With the White House’s 44-page document, “President’s Agenda and the African American Community,” which is a version of the earlier report, “Creating Pathways to Opportunity,” they highlight all of the different ways the Obama administration has been working on behalf of the most negatively impacted demographic by the prolonged economic malaise. The repot states that The Recovery Act kept 1.3 million African Americans above the poverty line in 2010. The “President’s Agenda” also points to the Earned Income Tax Credit and the Child Tax Credit had benefited over 2.2 million black families as well as half of all the nation’s African American children.
Despite this list of accomplishments, some say that this report and meeting with black leaders in Washington was long overdue.
“Many of us would have preferred it if this had been held earlier,” said Marc Morial, president of the National Urban League and a staunch supporter of Obama. “But that’s not the most important thing. The most important thing is that there’s a commitment by the White House to strengthen the dialogue with a broader group of leaders who are very interested in the direction of the country, and who represent communities that have really taken for the worse in the recession.”
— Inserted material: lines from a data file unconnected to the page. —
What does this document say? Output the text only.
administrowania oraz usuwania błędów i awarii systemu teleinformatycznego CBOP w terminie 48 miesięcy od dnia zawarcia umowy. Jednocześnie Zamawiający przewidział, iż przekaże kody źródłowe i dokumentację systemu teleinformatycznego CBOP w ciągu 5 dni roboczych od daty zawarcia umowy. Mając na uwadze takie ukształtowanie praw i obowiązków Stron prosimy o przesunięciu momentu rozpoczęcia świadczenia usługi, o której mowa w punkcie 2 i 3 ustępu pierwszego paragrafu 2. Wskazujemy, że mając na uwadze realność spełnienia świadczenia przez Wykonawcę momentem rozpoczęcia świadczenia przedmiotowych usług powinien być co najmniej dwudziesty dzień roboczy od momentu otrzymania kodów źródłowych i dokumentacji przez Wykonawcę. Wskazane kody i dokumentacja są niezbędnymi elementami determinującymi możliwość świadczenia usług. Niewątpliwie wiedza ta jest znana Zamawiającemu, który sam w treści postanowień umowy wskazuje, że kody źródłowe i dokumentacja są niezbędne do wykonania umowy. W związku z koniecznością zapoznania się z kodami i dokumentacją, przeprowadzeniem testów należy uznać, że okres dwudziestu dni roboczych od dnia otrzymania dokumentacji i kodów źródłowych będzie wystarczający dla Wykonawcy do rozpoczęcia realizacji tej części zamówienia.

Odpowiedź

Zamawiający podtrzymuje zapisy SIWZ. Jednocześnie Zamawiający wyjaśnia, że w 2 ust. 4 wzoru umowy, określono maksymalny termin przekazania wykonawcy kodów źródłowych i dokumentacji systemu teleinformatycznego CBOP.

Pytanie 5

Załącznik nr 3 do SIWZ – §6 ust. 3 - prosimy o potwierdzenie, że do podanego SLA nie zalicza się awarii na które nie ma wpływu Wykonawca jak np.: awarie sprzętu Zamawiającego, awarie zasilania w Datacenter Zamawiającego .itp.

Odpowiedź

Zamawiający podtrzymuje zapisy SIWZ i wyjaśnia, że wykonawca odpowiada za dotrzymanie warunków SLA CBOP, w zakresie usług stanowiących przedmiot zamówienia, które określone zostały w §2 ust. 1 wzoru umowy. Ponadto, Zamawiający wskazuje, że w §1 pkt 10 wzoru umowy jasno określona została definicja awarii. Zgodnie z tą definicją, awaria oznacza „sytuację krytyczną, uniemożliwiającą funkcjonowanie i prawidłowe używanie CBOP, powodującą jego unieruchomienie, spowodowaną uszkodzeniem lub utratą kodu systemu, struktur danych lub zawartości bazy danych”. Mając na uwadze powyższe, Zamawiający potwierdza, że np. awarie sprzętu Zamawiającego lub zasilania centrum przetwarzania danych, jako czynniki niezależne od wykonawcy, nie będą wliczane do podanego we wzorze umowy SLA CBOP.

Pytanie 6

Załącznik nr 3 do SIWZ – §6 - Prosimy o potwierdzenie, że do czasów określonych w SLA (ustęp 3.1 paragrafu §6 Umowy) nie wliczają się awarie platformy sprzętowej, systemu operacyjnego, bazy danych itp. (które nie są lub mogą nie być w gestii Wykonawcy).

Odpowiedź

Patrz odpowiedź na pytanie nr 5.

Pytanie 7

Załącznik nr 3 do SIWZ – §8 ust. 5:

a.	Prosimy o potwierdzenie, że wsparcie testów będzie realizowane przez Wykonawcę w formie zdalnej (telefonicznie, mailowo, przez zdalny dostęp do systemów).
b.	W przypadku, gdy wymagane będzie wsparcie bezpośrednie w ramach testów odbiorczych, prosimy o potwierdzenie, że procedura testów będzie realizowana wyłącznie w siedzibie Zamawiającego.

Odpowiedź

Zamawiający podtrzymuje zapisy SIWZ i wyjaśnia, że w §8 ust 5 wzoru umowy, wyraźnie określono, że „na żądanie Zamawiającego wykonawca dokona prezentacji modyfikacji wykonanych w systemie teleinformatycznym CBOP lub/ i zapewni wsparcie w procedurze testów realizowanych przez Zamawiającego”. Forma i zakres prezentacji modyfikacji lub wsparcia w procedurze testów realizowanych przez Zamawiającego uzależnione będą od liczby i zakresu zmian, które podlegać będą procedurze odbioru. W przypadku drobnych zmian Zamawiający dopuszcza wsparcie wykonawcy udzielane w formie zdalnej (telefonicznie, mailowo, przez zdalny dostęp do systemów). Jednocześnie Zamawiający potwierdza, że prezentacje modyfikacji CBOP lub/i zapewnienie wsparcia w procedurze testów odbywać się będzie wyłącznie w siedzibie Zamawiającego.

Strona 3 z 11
The White House also held the African American Policy in Action Leadership Conference, the first event of its kind. Those in attendance included a wide spectrum of black personalities, including Susan Taylor, Philadelphia Mayor Michael Nutter and Martin Luther King III.
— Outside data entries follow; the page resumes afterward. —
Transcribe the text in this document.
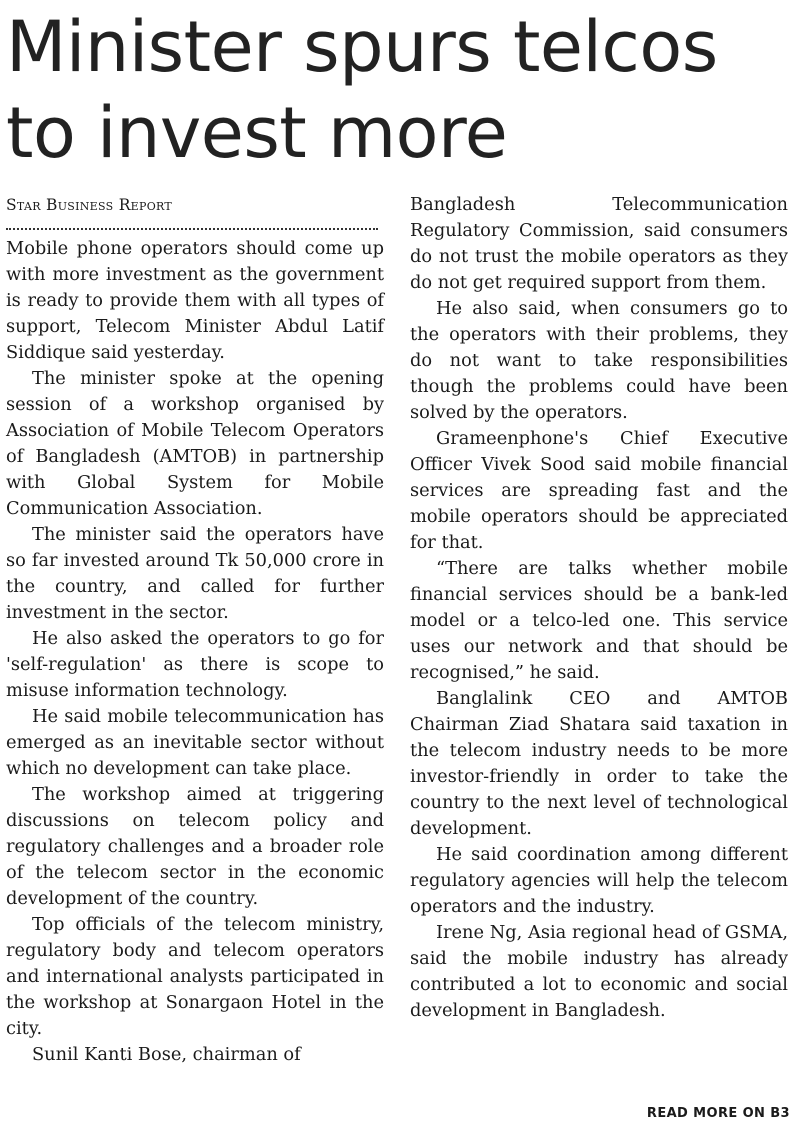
Minister spurs telcos to invest more
Star Business Report

Mobile phone operators should come up with more investment as the government is ready to provide them with all types of support, Telecom Minister Abdul Latif Siddique said yesterday.

The minister spoke at the opening session of a workshop organised by Association of Mobile Telecom Operators of Bangladesh (AMTOB) in partnership with Global System for Mobile Communication Association.

The minister said the operators have so far invested around Tk 50,000 crore in the country, and called for further investment in the sector.

He also asked the operators to go for 'self-regulation' as there is scope to misuse information technology.

He said mobile telecommunication has emerged as an inevitable sector without which no development can take place.

The workshop aimed at triggering discussions on telecom policy and regulatory challenges and a broader role of the telecom sector in the economic development of the country.

Top officials of the telecom ministry, regulatory body and telecom operators and international analysts participated in the workshop at Sonargaon Hotel in the city.

Sunil Kanti Bose, chairman of

Bangladesh Telecommunication Regulatory Commission, said consumers do not trust the mobile operators as they do not get required support from them.

He also said, when consumers go to the operators with their problems, they do not want to take responsibilities though the problems could have been solved by the operators.

Grameenphone's Chief Executive Officer Vivek Sood said mobile financial services are spreading fast and the mobile operators should be appreciated for that.

“There are talks whether mobile financial services should be a bank-led model or a telco-led one. This service uses our network and that should be recognised,” he said.

Banglalink CEO and AMTOB Chairman Ziad Shatara said taxation in the telecom industry needs to be more investor-friendly in order to take the country to the next level of technological development.

He said coordination among different regulatory agencies will help the telecom operators and the industry.

Irene Ng, Asia regional head of GSMA, said the mobile industry has already contributed a lot to economic and social development in Bangladesh.

READ MORE ON B3
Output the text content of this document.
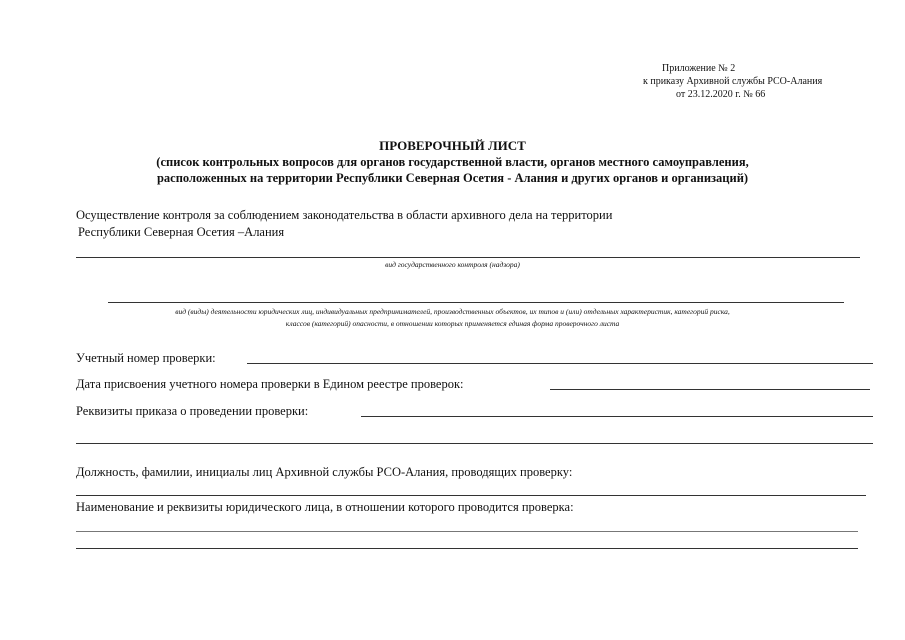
Приложение № 2
к приказу Архивной службы РСО-Алания
от 23.12.2020 г. № 66
ПРОВЕРОЧНЫЙ ЛИСТ
(список контрольных вопросов для органов государственной власти, органов местного самоуправления,
расположенных на территории Республики Северная Осетия - Алания и других органов и организаций)
Осуществление контроля за соблюдением законодательства в области архивного дела на территории
Республики Северная Осетия –Алания
вид государственного контроля (надзора)
вид (виды) деятельности юридических лиц, индивидуальных предпринимателей, производственных объектов, их типов и (или) отдельных характеристик, категорий риска,
классов (категорий) опасности, в отношении которых применяется единая форма проверочного листа
Учетный номер проверки:
Дата присвоения учетного номера проверки в Едином реестре проверок:
Реквизиты приказа о проведении проверки:
Должность, фамилии, инициалы лиц Архивной службы РСО-Алания, проводящих проверку:
Наименование и реквизиты юридического лица, в отношении которого проводится проверка:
“Everyone here had a role in our accomplishments to date,” said White House senior adviser Valerie Jarrett, “We want to have [our new report] as a document to share with you and brief you on, that you can then take back to your communities and describe all that we have done so far.”
Other campaigns that the report boasts as having a disproportionately positive impact on African Americans include subsidized jobs programs, increased funding for Pell Grants, mortgage-modification plans for distressed homeowners and health care reform.
Some decry the fact that African Americans were the last major minority group to be addressed in this manner. Obama administration held such a gathering in 2009 for a White House Tribal Nations Conference and in 2010 Obama hosted a White House Initiative on Asian Americans and Pacific Islanders. And this past July the White House held a Hispanic Policy Conference. But this was the administration’s first big summit targeting the African-American community.
“This is something many of you have urged us to do, to do a better job at telling our story and explaining how these policies help the African-American community,” Danielle Gray, deputy director of the National Economic Council, told the elite gathering. “It was a good exercise for us to try to wrap it up into a more coherent vision.”